[Beowulf] PetaBytes on a budget, take 2

Thu Jul 21 11:55:30 PDT 2011

On 07/21/11 14:29, Greg Lindahl wrote:
> On Thu, Jul 21, 2011 at 12:28:00PM -0400, Ellis H. Wilson III wrote:
> 
>>  For traditional Beowulfers, spending a year or two developing custom
>> software just to manage big data is likely not worth it.
> 
> There are many open-souce packages for big data, HDFS being one
> file-oriented example in the Hadoop family.

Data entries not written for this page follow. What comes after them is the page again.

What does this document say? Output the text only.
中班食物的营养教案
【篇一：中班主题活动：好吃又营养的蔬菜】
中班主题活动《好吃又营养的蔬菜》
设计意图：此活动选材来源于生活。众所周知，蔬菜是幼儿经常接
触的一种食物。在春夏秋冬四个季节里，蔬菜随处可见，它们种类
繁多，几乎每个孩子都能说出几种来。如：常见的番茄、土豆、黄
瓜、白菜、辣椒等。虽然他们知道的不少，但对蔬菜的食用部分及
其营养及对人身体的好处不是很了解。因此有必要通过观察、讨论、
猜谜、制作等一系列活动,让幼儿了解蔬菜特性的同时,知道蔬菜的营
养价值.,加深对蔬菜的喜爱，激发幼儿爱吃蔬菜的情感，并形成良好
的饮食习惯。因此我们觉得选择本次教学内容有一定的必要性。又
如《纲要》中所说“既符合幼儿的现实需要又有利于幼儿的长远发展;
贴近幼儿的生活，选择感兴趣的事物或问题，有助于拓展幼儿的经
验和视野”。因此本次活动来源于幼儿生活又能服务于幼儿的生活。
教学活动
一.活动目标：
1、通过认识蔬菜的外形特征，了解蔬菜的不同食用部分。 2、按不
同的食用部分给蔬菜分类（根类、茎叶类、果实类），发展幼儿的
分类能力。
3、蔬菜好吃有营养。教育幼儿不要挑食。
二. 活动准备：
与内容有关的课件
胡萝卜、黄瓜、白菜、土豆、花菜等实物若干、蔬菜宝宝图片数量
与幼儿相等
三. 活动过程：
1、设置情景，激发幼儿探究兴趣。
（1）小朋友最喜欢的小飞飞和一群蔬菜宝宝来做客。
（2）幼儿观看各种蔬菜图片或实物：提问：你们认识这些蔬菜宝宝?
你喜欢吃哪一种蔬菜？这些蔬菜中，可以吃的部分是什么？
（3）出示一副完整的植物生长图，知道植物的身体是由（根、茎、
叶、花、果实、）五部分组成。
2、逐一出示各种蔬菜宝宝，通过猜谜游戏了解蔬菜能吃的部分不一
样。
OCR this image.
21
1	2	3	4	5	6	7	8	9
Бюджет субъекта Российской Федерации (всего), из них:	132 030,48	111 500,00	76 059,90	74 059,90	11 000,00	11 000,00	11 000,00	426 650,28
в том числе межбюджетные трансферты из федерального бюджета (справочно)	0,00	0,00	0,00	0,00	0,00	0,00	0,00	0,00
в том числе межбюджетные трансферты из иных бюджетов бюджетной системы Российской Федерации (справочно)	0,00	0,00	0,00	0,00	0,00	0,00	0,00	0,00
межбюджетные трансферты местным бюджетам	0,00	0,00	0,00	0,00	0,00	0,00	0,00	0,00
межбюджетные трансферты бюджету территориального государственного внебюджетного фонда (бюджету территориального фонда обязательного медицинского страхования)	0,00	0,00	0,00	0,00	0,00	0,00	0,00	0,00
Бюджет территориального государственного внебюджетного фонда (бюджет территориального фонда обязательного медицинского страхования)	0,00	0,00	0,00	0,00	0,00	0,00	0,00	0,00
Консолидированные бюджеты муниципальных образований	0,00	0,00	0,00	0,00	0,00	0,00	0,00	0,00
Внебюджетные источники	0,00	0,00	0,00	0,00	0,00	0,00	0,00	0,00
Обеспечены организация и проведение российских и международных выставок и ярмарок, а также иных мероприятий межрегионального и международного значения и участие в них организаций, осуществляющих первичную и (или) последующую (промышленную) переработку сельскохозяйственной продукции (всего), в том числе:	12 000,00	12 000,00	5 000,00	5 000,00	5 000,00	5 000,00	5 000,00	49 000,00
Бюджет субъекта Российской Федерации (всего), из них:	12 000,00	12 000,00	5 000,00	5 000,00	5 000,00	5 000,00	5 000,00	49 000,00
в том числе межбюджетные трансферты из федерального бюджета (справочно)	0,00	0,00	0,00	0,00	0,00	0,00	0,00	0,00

While they generally don't
> have the features you'd want for running with HPC programs, they do
> have sufficient features to do things like backups.

I'm actually doing a bunch of work with Hadoop right now, so it's funny
you mention it.  My experience with and understanding of Hadoop/HDFS is
that it is really more geared towards actually doing something with the
data once you have it on storage, which is why it's based of off google
fs (and undoubtedly why you mention it, being in the search arena
yourself).  As purely a backup solution it would be particularly clunky,
especially in a setup like this one where there's a high HDD to CPU ratio.

My personal experience with getting large amounts of data from local
storage to HDFS has been suboptimal compared to something more raw, but
perhaps I'm doing something wrong.  Do you know of any distributed
file-systems that are geared towards high-sequential-performance and
resilient backup/restore?  I think even for HPC (checkpoints), there's a
pretty good desire to be able to push massive data down and get it back
over wide pipes.  Perhaps pNFS will fill this need?

ellis